The porous liquid collects and absorbs gas through its pores, and researchers think it could open up new ways to collect and filter chemicals without relying on solid materials for the job: that obviously gives manufacturers and scientists much more flexibility.

The substance is still under development but the academics from Queen's University, together with colleagues from across the world, are confident in the results they've seen so far.

"Materials which contain permanent holes, or pores, are technologically important," explained Stuart James, one of the lead researchers. "They are used for manufacturing a range of products from plastic bottles to petrol. However, until recently, these porous materials have been solids."

"A few more years' research will be needed, but if we can find applications for these porous liquids they could result in new or improved chemical processes," he adds. "At the very least, we have managed to demonstrate a very new principle – that by creating holes in liquids we can dramatically increase the amount of gas they can dissolve. These remarkable properties suggest interesting applications in the long term."

The team of scientists designed their liquid from the bottom up, shaping the molecules themselves (actually called "cage molecules") so they would be unable to fill all the space available to them.

Once the holes had been pre-programmed into the liquid, researchers found it was able to dissolve unusually large amounts of gas. Any process which requires dissolution of gases could potentially make use of the new substance.
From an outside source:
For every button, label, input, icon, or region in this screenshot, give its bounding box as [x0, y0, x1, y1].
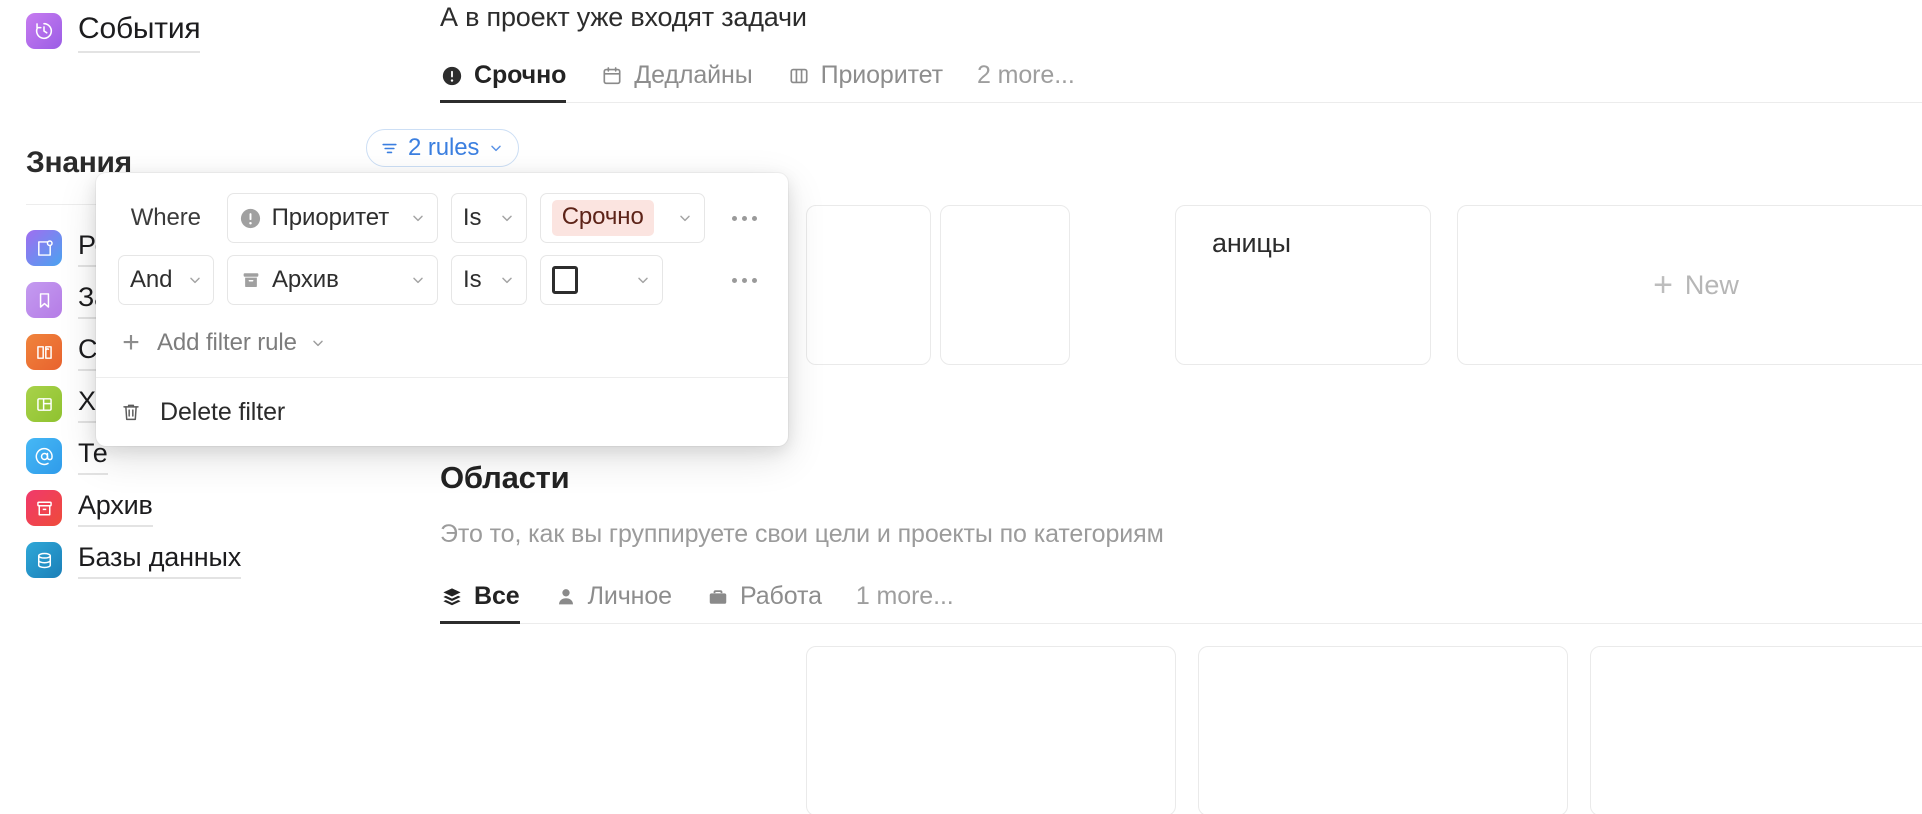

Carbon capture is the example use quoted by the team of scientists: imagine a power plant where running liquid is used to absorb the gas emissions from the power production process and carry them safely away. It has taken the group of researchers three years to get to this point and they're hopeful that more improvements can be made.

The full potential of this porous liquid won't be clear for some time, but the breakthrough is a significant one that could aid all kinds of environmentally sensitive projects. The findings of the research team have been published in the journal Nature.